On May 5, in Cap Export, LLC v. Zinus, Inc., the Federal Circuit held that a district court properly vacated its earlier judgment of infringement in favor of Zinus after evidence came to light that Zinus’s president gave false deposition testimony. The decision offers useful insight into the Federal Circuit’s views on Federal Rule of Civil Procedure 60, which provides grounds for relief—such as vacating a final judgment—for fraud, misrepresentation, or misconduct by an opposing party.
Zinus is the owner of a patent directed to bed frames that can be shipped in a compact form with all of the frame components such as the footboard and side supports packed into a compartment in the headboard. Accused infringer Cap Export deposed Zinus’s president, who was also its testifying technical expert, about his knowledge of alleged prior art beds. He testified that he had never seen a bed shipped disassembled in one box before the filing date of the patent.
Relying in part on this evidence, the district court granted partial summary judgment for Zinus that the patent was not invalid in light of the prior art of record. The parties stipulated to the entry of a final judgment in favor of Zinus for infringement, $1.1 million in damages, and a permanent injunction against Cap Export.
Less than a month later, in another lawsuit that Zinus had filed, a defendant produced invoices for the purchase of disassembled beds shipped with components packed inside the headboard predating the filing date of the Zinus’s patent. When Cap Export learned of this evidence, its further investigation revealed that these invoices were for sales to Zinus and signed by the same president and expert who denied that he had seen such beds before the filing date of the patent.
Cap Export filed a motion to vacate the judgment under Rule 60(b)(3), alleging fraud and misrepresentation based on the deposition testimony.

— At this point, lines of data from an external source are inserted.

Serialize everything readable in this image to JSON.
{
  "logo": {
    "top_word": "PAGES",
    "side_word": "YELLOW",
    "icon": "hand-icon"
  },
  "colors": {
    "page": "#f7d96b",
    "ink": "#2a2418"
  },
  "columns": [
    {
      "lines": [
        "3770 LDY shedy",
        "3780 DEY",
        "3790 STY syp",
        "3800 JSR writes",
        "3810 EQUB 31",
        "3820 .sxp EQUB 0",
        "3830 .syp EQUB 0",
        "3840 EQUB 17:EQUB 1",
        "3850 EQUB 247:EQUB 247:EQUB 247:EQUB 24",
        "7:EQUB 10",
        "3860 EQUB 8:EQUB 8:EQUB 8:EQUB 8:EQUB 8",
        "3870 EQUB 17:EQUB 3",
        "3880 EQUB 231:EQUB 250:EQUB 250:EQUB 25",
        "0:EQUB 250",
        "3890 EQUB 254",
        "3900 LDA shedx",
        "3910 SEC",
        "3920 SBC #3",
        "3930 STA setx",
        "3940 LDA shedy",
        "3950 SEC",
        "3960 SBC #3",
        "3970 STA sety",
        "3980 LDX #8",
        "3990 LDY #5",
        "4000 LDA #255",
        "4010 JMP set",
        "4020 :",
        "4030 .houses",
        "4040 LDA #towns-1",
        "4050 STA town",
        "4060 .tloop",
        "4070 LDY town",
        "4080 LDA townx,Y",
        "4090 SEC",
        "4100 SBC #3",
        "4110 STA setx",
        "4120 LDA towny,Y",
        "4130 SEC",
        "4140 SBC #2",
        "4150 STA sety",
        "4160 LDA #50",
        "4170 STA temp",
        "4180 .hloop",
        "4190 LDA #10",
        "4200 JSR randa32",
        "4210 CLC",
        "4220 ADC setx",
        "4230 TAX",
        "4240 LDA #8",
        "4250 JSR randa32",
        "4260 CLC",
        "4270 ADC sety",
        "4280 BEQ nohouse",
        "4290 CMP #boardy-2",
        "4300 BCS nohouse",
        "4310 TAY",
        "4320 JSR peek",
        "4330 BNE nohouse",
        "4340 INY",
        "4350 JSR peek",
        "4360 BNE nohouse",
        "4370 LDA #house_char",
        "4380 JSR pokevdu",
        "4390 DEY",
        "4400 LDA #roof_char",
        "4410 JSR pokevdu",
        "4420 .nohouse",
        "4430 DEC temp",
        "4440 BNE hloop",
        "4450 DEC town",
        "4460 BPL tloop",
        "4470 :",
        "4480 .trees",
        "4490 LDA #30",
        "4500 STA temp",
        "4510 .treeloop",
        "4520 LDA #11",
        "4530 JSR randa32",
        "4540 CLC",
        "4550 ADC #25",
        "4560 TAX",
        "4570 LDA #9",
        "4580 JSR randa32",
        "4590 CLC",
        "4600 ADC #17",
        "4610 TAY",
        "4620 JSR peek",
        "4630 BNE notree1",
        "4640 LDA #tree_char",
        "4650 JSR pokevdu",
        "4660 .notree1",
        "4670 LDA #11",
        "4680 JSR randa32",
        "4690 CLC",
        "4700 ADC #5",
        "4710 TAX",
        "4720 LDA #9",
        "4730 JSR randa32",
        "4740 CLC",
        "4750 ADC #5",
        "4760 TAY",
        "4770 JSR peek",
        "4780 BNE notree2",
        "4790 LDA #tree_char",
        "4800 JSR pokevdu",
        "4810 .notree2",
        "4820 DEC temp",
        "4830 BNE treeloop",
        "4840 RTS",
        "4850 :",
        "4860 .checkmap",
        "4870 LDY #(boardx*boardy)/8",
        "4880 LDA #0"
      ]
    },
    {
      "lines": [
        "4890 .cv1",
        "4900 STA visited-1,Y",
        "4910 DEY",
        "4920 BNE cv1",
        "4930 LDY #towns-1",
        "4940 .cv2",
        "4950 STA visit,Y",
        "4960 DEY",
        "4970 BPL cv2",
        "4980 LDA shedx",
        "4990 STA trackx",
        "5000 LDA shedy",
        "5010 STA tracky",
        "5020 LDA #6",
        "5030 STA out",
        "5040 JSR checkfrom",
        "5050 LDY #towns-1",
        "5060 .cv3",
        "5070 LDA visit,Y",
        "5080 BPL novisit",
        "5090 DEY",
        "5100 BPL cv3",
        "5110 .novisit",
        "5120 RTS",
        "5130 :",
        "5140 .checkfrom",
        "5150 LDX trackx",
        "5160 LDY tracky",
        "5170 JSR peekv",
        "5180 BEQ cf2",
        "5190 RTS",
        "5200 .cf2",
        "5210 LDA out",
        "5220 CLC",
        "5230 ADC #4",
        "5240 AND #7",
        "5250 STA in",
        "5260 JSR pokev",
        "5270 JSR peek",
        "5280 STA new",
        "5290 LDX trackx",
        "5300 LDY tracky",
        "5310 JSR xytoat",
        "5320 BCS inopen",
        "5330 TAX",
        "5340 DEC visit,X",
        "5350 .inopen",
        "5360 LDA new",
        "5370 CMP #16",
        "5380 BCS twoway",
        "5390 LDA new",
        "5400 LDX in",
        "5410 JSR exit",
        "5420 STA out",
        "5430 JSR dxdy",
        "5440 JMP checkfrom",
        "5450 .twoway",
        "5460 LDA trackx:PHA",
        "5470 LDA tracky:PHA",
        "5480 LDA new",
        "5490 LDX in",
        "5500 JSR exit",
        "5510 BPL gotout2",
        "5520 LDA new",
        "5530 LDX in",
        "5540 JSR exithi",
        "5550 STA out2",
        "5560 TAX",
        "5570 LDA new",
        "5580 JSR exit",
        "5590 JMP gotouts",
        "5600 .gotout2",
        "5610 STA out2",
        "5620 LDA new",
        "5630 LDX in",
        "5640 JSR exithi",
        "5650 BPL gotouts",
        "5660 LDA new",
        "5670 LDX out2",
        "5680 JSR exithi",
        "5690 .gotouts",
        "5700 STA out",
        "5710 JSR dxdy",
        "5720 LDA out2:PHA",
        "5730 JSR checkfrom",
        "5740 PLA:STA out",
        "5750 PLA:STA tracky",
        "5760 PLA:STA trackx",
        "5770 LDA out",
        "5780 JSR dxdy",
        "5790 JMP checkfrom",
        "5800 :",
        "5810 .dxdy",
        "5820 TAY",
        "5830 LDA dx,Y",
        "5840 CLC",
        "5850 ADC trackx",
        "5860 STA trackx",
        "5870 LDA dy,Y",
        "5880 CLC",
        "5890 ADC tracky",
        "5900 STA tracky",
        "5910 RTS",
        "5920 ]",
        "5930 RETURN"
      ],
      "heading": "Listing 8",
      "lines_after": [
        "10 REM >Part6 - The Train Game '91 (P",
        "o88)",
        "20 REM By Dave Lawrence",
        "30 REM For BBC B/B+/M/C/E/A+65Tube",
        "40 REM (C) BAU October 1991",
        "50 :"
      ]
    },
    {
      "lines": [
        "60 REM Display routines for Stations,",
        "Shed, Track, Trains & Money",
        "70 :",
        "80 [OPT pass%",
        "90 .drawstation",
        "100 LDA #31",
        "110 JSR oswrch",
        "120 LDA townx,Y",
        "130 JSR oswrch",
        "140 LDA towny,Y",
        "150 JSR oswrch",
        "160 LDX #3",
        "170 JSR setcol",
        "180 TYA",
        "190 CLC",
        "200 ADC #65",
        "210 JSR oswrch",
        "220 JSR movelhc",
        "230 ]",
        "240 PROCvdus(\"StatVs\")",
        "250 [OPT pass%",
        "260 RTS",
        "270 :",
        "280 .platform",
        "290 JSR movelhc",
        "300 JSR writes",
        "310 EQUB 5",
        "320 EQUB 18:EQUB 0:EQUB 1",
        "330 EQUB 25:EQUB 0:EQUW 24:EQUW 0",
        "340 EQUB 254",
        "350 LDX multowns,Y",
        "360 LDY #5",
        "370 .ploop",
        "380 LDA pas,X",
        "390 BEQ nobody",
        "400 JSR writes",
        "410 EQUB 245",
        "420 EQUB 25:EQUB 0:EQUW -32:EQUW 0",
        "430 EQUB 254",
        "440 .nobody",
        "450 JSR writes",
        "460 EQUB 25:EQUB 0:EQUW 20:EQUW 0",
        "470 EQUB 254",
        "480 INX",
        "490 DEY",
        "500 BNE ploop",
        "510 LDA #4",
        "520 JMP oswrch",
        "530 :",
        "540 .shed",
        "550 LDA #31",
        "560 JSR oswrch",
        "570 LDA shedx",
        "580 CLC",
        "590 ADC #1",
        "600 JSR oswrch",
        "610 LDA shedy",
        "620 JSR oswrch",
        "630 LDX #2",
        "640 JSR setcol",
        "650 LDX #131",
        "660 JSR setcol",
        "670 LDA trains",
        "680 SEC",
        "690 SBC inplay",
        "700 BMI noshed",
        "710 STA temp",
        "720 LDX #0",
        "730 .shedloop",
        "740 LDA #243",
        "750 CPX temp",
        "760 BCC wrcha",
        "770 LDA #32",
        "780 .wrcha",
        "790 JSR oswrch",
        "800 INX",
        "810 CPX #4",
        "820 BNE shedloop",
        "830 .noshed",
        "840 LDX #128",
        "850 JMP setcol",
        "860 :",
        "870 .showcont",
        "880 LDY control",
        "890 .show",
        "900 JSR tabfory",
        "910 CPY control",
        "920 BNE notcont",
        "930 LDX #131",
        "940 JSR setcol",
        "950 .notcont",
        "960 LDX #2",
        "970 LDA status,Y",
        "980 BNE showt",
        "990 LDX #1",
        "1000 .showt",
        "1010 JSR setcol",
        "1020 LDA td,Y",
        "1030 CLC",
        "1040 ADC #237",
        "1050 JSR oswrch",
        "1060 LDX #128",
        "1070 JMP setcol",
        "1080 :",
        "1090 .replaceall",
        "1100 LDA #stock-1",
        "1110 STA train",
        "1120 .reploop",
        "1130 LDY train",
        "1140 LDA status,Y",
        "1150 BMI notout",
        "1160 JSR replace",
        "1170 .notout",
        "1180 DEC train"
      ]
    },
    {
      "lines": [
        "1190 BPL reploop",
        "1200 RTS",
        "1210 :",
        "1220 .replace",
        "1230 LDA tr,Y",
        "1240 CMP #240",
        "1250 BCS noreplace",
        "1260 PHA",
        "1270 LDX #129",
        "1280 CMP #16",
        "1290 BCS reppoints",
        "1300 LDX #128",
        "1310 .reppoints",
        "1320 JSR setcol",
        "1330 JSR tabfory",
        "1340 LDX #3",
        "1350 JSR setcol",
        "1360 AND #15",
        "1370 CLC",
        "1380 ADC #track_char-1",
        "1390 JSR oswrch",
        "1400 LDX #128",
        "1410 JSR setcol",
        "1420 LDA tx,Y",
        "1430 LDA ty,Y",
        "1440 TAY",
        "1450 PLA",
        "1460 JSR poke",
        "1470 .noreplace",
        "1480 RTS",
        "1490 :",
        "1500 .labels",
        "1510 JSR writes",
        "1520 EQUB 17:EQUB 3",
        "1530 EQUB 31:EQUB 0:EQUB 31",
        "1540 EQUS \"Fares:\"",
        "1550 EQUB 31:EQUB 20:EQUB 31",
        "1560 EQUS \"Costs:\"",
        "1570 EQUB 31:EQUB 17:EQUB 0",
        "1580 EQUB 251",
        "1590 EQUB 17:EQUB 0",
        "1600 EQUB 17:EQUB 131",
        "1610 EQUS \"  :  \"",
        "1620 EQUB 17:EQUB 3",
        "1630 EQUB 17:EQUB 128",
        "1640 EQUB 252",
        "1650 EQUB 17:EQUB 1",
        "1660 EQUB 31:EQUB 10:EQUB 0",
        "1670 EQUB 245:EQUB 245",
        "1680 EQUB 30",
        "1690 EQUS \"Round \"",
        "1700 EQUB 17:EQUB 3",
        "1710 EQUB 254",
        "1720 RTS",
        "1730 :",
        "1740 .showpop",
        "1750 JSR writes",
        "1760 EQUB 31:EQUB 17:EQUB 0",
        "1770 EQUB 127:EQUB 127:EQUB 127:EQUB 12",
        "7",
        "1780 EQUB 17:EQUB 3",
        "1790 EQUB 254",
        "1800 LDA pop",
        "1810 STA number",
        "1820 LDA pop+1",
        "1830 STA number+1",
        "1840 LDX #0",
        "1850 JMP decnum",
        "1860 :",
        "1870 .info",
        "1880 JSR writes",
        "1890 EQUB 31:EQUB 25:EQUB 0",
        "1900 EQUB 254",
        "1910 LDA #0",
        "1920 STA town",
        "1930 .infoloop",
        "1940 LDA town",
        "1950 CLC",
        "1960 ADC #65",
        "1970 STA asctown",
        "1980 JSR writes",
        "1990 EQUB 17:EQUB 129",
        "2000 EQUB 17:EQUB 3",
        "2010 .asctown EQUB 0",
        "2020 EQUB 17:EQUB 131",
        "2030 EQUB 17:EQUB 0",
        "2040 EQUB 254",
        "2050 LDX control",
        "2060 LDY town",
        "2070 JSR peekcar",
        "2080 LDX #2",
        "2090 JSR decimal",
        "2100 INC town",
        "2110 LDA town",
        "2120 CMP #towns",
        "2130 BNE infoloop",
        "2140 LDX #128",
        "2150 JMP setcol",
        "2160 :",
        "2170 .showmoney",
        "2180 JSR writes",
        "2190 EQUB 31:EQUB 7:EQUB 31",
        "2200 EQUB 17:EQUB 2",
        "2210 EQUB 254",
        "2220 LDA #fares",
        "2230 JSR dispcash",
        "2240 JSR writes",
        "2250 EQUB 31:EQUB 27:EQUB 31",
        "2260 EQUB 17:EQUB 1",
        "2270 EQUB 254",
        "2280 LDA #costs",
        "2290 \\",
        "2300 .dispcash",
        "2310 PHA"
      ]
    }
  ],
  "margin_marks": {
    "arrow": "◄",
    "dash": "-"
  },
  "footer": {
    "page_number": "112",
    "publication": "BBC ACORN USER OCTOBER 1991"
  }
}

The district court granted the motion, finding that the invoices were for beds functionally identical to the claims in the patent, and that the deposition testimony constituted an affirmative misrepresentation regarding the witness’s knowledge of prior art bed frames shipped disassembled in a single box with components stored in the headboard.
In an approach that the Federal Circuit dubbed “blame the victim,” Zinus appealed, arguing that Cap Export’s “incompetent lawyers” would have discovered the emails relating to the purchase invoices had they exercised due diligence and propounded standard document production requests. Under Ninth Circuit law, Rule 60(b)(3) requires that the fraud not be discoverable by due diligence before or during the proceedings. Although the Federal Circuit began by characterizing the Ninth Circuit’s additional due diligence requirement as “questionable,” contrary to Rule 60, and without support in any other circuits, it nevertheless followed it because procedural issues require application of regional circuit law.
In addressing the question of what level of due diligence was required, the Federal Circuit looked to Ninth Circuit law and reasoned that due diligence in discovering fraud does not require investigation unless there is a reason to suspect fraud. According to the court, the record in this case offered no reason to suspect that the testimony of Zinus’s president and expert was fraudulent. He repeatedly misrepresented his knowledge of the relevant bed designs and Cap Export undertook numerous prior art searches that failed to uncover evidence of the purchase invoices. Also, the evidence that he concealed by his testimony was not widely available, a matter of public record, or information already in Cap Export’s possession.
The Federal Circuit affirmed, finding that Zinus’s witness misrepresented his knowledge of highly material prior art, and that the district court properly declined to condone such conduct by vacating the judgment under Rule 60(b)(3).
An interesting aspect of the decision is in its conclusion, in which the Federal Circuit emphasized that “[t]he functioning of the patent system requires that everything that tends to a full and fair determination of the matters in controversy should be placed before the court.” The court stated that “[t]he far-reaching social and economic consequences of a patent . . . give the public a paramount interest in seeing that patent monopolies spring from backgrounds free from fraud or other inequitable conduct and that such monopolies are kept within their legitimate scope.” The court’s policy statement seems to be directed at plugging the apparent loophole that Ninth Circuit law left open by layering a diligence requirement on Rule 60. Moreover, it is clear from the opinion that Zinus’s “blame the victim” approach failed to garner much sympathy from the court, as it was not inclined to allow Zinus to get away with misrepresenting the truth by hiding behind the Ninth Circuit’s due diligence shield.
The court’s decision may have future implications in other fraud-based defenses such as fraudulent procurement of a patent or trademark, where the fraud is not discovered until after the case concludes. With the possible exception of cases governed by Ninth Circuit law, owners of patents or trademarks should not expect to be able to fend off a motion to set aside a judgment under Rule 60 based on later-discovered fraud by asserting that the challenger failed to exercise due diligence in discovering the fraud.